My question is, what is the most effective way to do this from the C API? I've been able to do this by creating a new table, pushing the above Lua code chunk to that table, then calling setmetatable() on it but this seems less than optimal. Is there a better way?
#include <stdio.h>
#include "lua.h"
/* __index metamethod for the 'c' table (stack: 1 = table 'c', 2 = desired index) */
static int
cindex(lua_State *L)
{
/* try the global 'a' table */
lua_getglobal(L, "a");
lua_pushvalue(L, 2);
lua_gettable(L, -2);
if (!lua_isnil(L, -1))
return 1;
/* try the global 'b' table */
lua_getglobal(L, "b");
lua_pushvalue(L, 2);
lua_gettable(L, -2);
if (!lua_isnil(L, -1))
return 1;
/* return nil */
return 0;
}
int
main(int argc, char **argv)
{
lua_State *L;
L = (lua_State *) luaL_newstate();
luaL_openlibs(L);
/* create the global 'a' table */
lua_createtable(L, 0, 2);
lua_pushstring(L, "1");
lua_setfield(L, -2, "one");
lua_pushstring(L, "2");
lua_setfield(L, -2, "two");
lua_setglobal(L, "a");
/* create the global 'b' table */
lua_createtable(L, 0, 2);
lua_pushstring(L, "3");
lua_setfield(L, -2, "three");
lua_pushstring(L, "4");
lua_setfield(L, -2, "four");
lua_setglobal(L, "b");
/* create the global 'c' table and use a C function as the __index metamethod */
lua_createtable(L, 0, 0);
lua_createtable(L, 0, 1);
lua_pushcfunction(L, cindex);
lua_setfield(L, -2, "__index");
lua_setmetatable(L, -2);
lua_setglobal(L, "c");
/* run the test script */
luaL_loadstring(L, "print(c.one)\nprint(c.four)");
if (0 != lua_pcall(L, 0, 0, 0)) {
puts(lua_tostring(L, -1));
return 1;
}
return 0;
}
Are you able to modify b
's metatable?

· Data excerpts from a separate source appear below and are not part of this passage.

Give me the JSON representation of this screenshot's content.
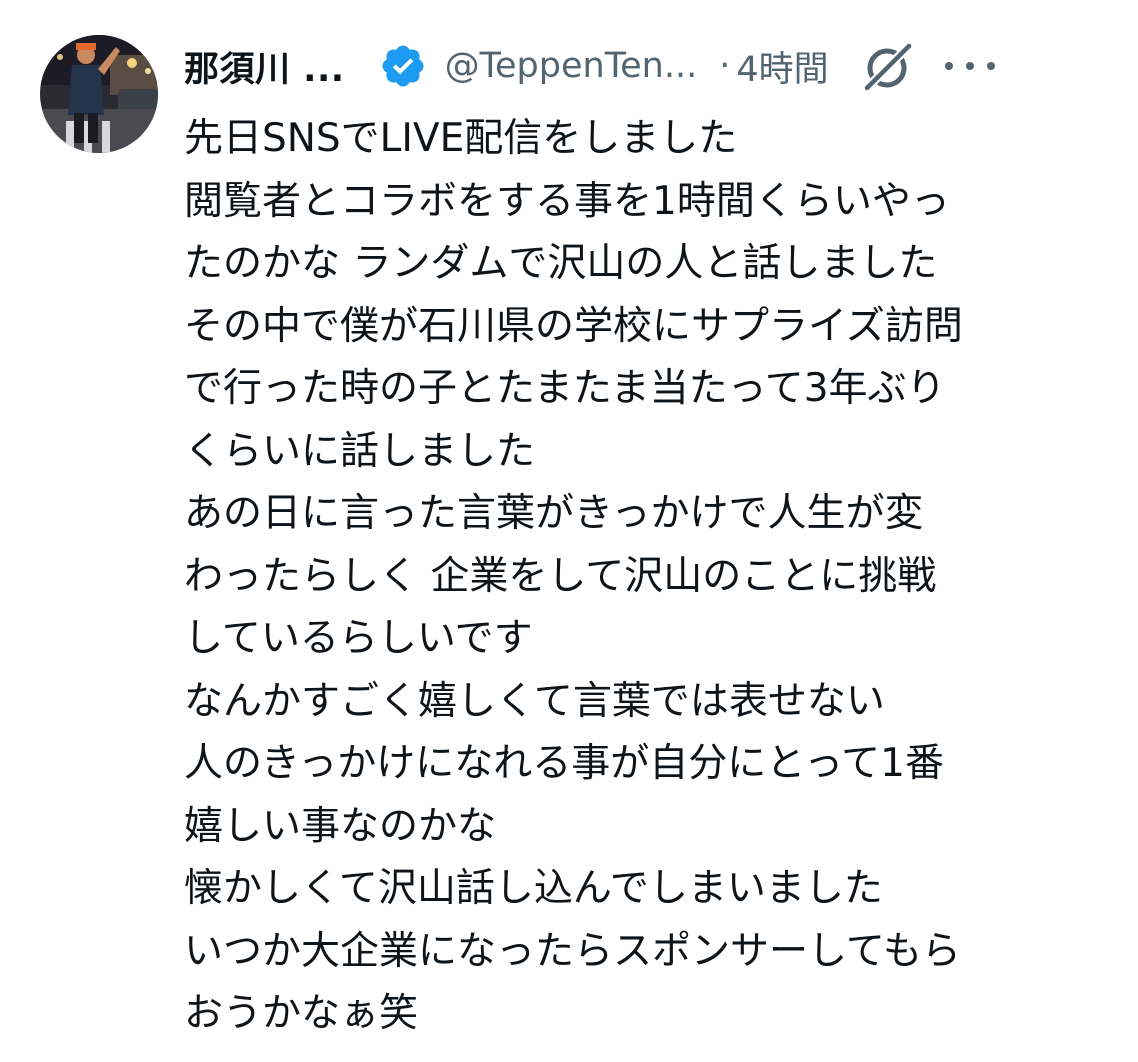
{
  "author": {
    "name": "那須川 ...",
    "handle": "@TeppenTen...",
    "separator": "·",
    "time": "4時間"
  },
  "icons": {
    "avatar": "profile-photo",
    "verified": "verified-badge-icon",
    "grok": "grok-icon",
    "more": "more-options-icon"
  },
  "colors": {
    "verified": "#1d9bf0",
    "text": "#0f1419",
    "secondary": "#536471"
  },
  "tweet": {
    "lines": [
      "先日SNSでLIVE配信をしました",
      "閲覧者とコラボをする事を1時間くらいやっ",
      "たのかな ランダムで沢山の人と話しました",
      "その中で僕が石川県の学校にサプライズ訪問",
      "で行った時の子とたまたま当たって3年ぶり",
      "くらいに話しました",
      "あの日に言った言葉がきっかけで人生が変",
      "わったらしく 企業をして沢山のことに挑戦",
      "しているらしいです",
      "なんかすごく嬉しくて言葉では表せない",
      "人のきっかけになれる事が自分にとって1番",
      "嬉しい事なのかな",
      "懐かしくて沢山話し込んでしまいました",
      "いつか大企業になったらスポンサーしてもら",
      "おうかなぁ笑"
    ]
  }
}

If so, this is more efficient:
a = { one="1", two="2" }
b = { three="3", four="4" }
setmetatable(a, { __index = b })
-- setmetatable(x, m) returns x, so you can do this:
c = setmetatable({}, { __index = a }) -- meta is here, too
print(c.one) -- prints "1"
print(c.four) -- prints "4"
When __index
points to a table, it is more efficient than when it points to a function; I read somewhere that it was equivalent to 3 indirections in C. So in the worst case (c.one) there's a total of 6 indirections.